“Great tracts of wilderness
Wherein the beast was ever more and more,
But man was less and less till Arthur came.”
“Fellows, every age needs its King Arthur and a Round Table of knights who think more of redressing human wrong and abating human suffering than they think of their own bodies and meat and drink. That is what our Congress at Washington should be. I wish it might become the fashion to go to Congress for what men could put into the nation, not for what they can get out of it.”
He rose and reached his hand up toward the stars, showing bright in the small open space above the tall trees. “Think of it! Just to do nothing but feed oneself, earn, spend, sleep, and die,—an ox does that. Yet most of us think that if we do that and keep out of jail we do enough; we are men.”
“Just what are you driving at, Billy?” Bump yawned.

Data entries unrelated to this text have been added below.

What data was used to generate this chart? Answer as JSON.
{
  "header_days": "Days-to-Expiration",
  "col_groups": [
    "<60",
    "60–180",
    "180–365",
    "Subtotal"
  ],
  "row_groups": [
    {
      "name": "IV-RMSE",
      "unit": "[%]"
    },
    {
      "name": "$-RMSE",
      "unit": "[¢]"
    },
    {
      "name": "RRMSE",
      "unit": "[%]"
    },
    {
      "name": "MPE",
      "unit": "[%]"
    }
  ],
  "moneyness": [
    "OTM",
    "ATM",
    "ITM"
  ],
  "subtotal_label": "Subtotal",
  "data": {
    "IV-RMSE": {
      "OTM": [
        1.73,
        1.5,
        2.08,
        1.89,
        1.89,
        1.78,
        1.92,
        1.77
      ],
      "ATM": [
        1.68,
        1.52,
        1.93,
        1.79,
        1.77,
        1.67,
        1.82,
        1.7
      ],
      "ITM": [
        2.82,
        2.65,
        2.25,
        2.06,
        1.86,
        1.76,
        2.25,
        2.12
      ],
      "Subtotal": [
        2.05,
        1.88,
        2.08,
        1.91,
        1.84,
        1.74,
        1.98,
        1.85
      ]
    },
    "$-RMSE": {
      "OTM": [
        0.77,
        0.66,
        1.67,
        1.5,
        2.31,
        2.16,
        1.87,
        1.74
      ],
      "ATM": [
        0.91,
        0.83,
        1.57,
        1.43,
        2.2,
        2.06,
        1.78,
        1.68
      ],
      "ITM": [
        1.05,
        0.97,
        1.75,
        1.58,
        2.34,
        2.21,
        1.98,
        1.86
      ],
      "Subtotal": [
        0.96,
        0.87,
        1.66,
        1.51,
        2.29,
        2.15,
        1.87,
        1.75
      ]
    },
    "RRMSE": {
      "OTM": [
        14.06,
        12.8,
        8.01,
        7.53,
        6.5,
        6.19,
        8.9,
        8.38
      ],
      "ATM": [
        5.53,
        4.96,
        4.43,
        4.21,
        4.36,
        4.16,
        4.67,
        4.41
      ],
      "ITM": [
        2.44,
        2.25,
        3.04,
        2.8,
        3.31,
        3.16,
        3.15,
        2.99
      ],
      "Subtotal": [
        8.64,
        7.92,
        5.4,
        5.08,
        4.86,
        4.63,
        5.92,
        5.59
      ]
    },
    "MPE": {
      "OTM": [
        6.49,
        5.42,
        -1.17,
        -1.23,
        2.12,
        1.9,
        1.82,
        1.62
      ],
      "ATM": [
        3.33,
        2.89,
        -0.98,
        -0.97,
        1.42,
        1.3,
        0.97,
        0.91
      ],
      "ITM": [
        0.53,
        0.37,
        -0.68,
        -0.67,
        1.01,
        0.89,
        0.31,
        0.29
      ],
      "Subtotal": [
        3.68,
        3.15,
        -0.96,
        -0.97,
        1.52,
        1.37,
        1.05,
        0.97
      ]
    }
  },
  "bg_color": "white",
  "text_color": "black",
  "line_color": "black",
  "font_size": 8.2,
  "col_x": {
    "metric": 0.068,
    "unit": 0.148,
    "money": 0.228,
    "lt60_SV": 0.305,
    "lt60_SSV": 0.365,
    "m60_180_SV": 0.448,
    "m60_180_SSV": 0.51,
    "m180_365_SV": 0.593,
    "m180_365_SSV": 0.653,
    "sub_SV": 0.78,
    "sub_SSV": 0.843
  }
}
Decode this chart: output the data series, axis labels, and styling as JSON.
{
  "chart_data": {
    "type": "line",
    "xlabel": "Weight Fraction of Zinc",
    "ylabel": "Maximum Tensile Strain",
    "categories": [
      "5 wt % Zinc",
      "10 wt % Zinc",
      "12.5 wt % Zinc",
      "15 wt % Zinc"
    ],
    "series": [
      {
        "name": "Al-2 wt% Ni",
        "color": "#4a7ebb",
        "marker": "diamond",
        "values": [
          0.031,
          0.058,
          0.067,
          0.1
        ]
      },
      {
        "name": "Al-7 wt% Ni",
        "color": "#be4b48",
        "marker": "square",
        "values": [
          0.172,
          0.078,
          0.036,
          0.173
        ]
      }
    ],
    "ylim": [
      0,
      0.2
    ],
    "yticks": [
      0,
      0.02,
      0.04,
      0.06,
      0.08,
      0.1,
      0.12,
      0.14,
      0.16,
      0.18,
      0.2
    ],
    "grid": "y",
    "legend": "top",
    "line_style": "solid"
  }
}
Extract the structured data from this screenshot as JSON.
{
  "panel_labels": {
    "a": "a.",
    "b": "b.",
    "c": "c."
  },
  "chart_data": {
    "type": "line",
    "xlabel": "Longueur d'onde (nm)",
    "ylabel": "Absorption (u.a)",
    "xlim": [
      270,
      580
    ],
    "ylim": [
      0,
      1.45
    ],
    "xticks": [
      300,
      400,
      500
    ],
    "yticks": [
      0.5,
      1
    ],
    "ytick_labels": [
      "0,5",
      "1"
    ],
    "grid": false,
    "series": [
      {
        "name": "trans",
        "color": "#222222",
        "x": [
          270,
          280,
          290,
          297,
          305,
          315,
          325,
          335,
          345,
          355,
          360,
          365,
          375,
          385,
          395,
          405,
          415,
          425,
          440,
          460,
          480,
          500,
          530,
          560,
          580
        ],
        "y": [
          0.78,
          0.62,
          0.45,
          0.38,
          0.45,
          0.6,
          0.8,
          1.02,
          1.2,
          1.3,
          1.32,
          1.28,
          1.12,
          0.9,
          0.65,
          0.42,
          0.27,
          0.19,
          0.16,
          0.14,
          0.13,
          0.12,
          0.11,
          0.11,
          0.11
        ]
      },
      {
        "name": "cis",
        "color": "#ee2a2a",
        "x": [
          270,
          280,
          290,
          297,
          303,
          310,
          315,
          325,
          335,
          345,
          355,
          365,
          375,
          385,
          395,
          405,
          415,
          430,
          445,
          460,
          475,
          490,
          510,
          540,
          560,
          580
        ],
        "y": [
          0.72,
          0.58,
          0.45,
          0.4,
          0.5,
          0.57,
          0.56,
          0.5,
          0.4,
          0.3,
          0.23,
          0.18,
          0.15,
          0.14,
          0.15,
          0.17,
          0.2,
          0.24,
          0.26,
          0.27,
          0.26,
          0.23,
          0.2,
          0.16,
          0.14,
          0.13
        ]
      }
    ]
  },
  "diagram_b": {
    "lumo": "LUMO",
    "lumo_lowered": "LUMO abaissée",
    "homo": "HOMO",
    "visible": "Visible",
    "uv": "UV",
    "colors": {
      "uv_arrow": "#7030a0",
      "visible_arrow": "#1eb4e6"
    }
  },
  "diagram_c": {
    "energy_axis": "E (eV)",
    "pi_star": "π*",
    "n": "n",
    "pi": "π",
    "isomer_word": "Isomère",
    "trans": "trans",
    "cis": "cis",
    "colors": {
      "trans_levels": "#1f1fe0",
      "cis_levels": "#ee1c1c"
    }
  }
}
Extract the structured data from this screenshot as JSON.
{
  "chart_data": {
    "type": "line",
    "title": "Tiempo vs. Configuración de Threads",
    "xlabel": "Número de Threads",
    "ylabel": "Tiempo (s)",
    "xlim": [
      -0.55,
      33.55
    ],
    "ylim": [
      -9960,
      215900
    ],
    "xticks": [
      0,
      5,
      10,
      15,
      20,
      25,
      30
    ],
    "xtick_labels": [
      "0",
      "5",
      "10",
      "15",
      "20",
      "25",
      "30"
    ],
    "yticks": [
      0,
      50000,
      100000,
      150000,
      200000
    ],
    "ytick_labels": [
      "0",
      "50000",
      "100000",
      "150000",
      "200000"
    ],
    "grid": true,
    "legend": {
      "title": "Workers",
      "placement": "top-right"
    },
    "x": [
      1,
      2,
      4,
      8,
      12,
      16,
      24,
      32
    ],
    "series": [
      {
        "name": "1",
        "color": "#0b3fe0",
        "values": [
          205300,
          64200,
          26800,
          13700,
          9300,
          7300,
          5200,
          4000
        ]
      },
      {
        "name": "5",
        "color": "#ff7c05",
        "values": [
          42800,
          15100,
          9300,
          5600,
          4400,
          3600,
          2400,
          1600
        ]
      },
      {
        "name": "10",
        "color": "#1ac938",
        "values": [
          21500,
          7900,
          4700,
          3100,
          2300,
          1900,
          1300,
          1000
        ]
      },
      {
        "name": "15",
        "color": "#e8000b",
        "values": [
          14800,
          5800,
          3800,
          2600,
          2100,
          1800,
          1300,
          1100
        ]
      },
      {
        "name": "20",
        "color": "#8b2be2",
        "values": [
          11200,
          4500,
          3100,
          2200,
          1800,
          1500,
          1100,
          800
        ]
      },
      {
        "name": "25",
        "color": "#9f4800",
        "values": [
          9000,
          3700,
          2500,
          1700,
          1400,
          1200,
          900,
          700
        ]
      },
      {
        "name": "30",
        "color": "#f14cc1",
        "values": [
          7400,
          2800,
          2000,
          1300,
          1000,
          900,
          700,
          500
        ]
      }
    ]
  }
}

Billy, out of patience, went over and shook him. “Driving at? I’m thinking of the chances I waste every day while I moon over the great things men used to do: that if we can only find that child and I can get back to work, I’ll dig! I’ll ‘be prepared’ even if my sword is a shovel instead of Excalibur. I’m going to—”
He stopped abruptly. “It’s time to turn in, boys,” he said quietly, turning away, ashamed of having shown his emotion.
Rubber blankets over boughs were all “to the good.” They spent little time in chaff or “rough-house,” and in a few minutes all but Billy were asleep. He could not rest. The day had been too exciting to give room to any of his own affairs; but now Erminie intruded.
Why had she not come out the night of the playground rally? He knew her contention that she should keep out of sight, yet she had almost promised. Had her father learned of their night on the island? He had thrashed this over before, but in each quiet moment the question came again insistently. He tossed and turned wondering that he should notice that the bed was hard, that his blanket was short, that the others snored; usually these things were as nothing.